As an elder millennial, I’m of the MTV generation who grew up with Red Hot Chili Peppers and Nirvana and I’ve always wondered how suddenly, a few years ago, Target started to sell children’s shirts with their logos on them. Did the record companies license this out? Did the band get a say? Do toddlers love Nirvana?

Donahue and his family, who are residents of Rochester, New York, visited the Strong National Museum of Play, where he noticed something unusual: a bunch of little kids sporting Nirvana and Red Hot Chili Peppers T-shirts.

“I’m like, ‘What? What is going on here? Why is my generation’s music suddenly on these 4-year-olds and 3-year-olds?” Donahue said, laughing. 

One day he headed to Target, where he spotted these band tees. Donahue is a cool dad and he wanted his daughter to look cool, so naturally he had to buy a Nirvana shirt for his daughter, who was 3 at the time. 

How did these rockers’ logos end up on those shirts in the first place?

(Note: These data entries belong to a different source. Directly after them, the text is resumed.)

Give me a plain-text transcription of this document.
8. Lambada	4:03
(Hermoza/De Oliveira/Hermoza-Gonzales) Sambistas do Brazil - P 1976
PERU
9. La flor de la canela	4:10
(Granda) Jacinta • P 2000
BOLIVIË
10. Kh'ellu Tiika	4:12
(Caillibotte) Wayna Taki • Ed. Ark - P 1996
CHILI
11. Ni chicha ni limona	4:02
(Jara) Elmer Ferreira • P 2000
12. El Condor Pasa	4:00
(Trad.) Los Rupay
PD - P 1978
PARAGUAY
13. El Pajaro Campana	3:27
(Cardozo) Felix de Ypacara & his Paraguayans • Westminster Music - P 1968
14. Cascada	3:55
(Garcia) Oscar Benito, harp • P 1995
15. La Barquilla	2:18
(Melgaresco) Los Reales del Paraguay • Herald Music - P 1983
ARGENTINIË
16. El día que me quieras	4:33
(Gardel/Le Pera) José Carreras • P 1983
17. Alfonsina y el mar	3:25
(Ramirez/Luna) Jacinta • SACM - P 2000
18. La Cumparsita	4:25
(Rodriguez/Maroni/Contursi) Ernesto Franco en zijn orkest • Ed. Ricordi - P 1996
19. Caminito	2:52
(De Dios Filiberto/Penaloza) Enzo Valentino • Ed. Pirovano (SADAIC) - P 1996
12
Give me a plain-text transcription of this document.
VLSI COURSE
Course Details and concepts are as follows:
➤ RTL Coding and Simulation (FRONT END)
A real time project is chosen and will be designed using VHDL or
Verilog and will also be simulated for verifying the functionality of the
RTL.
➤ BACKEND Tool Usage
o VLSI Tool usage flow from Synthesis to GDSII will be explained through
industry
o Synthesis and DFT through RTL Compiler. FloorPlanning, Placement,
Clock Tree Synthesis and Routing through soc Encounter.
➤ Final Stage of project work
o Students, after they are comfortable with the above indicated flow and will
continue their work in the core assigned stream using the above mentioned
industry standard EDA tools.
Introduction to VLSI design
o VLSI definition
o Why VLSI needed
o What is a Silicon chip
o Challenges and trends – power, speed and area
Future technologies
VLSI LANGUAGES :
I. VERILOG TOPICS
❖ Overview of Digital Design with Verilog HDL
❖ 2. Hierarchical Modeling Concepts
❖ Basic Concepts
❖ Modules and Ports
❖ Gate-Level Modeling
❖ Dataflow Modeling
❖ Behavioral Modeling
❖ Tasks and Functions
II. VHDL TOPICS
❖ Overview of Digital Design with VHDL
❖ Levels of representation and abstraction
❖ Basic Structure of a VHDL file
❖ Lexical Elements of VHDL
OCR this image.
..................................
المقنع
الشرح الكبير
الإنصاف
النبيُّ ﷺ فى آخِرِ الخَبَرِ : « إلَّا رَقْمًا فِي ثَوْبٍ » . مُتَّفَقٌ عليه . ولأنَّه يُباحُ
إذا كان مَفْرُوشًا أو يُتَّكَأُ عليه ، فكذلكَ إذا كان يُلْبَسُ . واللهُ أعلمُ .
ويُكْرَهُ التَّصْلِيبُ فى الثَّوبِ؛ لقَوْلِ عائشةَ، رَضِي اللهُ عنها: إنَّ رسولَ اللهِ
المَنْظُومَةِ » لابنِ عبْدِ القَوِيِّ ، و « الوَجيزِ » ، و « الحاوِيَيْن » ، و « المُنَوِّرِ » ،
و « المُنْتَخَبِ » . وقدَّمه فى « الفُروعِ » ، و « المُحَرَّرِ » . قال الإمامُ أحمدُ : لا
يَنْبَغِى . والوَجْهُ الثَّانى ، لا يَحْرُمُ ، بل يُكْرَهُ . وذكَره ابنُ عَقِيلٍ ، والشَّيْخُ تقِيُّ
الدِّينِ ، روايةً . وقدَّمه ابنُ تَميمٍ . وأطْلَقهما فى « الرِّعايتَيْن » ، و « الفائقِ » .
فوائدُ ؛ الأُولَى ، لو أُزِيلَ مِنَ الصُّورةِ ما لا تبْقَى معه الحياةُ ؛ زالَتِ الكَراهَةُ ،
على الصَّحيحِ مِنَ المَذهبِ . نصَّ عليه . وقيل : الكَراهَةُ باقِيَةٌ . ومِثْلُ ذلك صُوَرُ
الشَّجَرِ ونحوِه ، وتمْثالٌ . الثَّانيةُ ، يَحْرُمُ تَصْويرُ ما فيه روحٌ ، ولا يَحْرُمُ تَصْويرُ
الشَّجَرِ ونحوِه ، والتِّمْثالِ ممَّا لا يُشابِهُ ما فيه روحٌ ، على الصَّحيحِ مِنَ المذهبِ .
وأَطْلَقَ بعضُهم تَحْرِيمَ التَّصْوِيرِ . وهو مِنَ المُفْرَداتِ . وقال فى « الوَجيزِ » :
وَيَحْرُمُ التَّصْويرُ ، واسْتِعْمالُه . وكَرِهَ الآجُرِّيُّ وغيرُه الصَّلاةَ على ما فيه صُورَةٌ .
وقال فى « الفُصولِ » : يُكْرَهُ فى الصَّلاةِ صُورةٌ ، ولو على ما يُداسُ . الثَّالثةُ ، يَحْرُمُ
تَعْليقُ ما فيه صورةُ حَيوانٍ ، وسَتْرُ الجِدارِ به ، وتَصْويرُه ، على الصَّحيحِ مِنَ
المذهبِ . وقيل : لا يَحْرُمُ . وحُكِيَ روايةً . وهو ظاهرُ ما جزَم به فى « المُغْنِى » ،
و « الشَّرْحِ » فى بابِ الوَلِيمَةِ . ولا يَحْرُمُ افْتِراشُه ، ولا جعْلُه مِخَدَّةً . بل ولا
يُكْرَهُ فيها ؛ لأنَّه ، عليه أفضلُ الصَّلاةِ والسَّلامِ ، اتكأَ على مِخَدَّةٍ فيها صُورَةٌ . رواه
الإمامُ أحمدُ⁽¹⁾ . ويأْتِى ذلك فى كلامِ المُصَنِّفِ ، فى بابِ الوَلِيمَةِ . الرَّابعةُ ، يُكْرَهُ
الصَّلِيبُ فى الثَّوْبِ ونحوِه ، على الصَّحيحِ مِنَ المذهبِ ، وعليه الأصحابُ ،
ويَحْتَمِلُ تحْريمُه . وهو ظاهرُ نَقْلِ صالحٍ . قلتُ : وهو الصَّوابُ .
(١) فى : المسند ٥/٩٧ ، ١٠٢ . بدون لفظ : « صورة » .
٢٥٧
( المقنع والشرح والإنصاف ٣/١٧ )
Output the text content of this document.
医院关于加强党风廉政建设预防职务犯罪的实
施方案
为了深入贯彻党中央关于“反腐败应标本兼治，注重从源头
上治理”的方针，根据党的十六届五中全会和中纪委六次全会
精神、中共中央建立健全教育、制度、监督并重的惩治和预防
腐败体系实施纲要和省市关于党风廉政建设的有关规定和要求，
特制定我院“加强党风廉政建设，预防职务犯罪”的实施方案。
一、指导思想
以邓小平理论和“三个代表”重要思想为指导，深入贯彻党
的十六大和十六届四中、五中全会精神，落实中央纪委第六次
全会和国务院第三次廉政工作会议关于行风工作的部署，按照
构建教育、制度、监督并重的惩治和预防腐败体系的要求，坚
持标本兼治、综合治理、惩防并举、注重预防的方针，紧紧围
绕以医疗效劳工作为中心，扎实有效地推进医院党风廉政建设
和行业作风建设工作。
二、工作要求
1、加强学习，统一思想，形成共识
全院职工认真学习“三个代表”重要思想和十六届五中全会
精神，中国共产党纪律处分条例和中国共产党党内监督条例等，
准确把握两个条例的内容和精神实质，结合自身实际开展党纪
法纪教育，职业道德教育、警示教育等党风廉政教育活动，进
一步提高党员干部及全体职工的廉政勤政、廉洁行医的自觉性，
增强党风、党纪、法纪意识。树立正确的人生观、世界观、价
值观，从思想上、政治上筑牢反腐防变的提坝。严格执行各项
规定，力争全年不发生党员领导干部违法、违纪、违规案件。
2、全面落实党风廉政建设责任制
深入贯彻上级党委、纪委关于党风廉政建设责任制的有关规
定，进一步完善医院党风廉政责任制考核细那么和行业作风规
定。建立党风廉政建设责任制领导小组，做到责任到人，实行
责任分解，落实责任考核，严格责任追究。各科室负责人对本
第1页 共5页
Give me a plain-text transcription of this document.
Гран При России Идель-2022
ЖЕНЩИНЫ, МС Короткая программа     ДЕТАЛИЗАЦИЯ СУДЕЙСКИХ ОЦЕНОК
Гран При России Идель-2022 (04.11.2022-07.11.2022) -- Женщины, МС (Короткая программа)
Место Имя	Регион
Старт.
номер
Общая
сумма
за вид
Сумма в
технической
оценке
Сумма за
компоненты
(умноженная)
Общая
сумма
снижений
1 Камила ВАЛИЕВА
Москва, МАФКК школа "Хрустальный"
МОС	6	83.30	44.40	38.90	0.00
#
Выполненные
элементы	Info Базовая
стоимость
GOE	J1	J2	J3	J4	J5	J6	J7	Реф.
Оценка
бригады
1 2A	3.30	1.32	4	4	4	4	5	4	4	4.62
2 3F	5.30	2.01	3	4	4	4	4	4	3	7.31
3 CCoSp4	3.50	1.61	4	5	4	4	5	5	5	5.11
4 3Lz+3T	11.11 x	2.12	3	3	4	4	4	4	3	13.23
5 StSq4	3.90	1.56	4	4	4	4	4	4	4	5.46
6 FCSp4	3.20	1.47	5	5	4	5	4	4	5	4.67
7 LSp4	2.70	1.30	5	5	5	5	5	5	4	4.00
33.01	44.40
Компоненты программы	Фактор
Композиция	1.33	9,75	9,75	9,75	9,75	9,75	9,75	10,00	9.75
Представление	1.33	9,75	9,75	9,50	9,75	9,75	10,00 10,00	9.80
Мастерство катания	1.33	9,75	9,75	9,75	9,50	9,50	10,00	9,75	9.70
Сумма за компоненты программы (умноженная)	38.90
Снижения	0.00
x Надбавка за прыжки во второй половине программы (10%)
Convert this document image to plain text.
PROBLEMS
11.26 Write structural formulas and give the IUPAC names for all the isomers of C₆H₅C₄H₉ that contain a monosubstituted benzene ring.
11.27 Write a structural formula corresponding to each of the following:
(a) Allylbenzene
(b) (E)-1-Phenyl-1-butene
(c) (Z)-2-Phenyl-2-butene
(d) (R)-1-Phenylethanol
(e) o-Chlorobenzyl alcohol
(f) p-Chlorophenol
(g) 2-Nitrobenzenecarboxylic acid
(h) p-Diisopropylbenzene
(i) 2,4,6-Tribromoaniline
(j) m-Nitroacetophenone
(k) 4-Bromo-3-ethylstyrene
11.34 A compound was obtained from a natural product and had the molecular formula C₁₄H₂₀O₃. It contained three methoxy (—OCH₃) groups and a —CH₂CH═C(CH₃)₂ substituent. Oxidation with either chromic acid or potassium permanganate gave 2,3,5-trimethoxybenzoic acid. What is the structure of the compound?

Bands of a “certain level” — that is, not bands who print their own T-shirts — hire a company to handle their merchandise, said Eric Greenspan, an attorney who represents acts like the Red Hot Chili Peppers and Dead & Co.

In a touring deal, the merchandiser will create a line to be approved by the band. “They’ll bring a merchandiser on the road to sell that merchandise. The venue will take a percentage off the top, the costs will get recouped, then the merchandising company will get their split and the band will get their split,” Greenspan said. 

When it comes to retail distribution, you appoint the merchandising company to license approved images to third parties, like Target, Walmart or Hot Topic, Greenspan said. 

The merchandiser will approach the chains, note who they represent, and say: “Here’s our merchandising line, all the things we have. Which would you like to buy from us?” Greenspan explained. 

“The merchandiser says OK and doesn’t go to the band to approve going into Target,” he said. 

But before that happens, if the musicians don’t want the merchandiser to make deals with a specific store, they can say, “We’re not interested in selling to the Targets and Walmarts of the world. So if you’re gonna do that, we want approval,” Greenspan said.

Band tees are an entry point to a community; they help start conversations with other fans of the band, said Scott Durbin, an assistant professor at the University of Louisiana at Lafayette’s School of Music and Performing Arts. But T-shirts have also become fashion items, and some people may don them without ever hearing a band’s songs, he added.

That can include toddlers, along with teens who want to signal who they are to the world. In an article for Slate, journalist Sarah Stankorb wrote that Nirvana shirts have become trendy among younger generations who, to her shock, consider them “preppy.”

But growing up, kids often listen to the music their parents listen to. Cody Donahue said he and his daughter, who’s now 5, have been watching a lot of ‘90s music videos. 

“I’d say Smashing Pumpkins are her favorite. So I’m sure I’m gonna have to buy her a Smashing Pumpkins shirt,” Donahue said.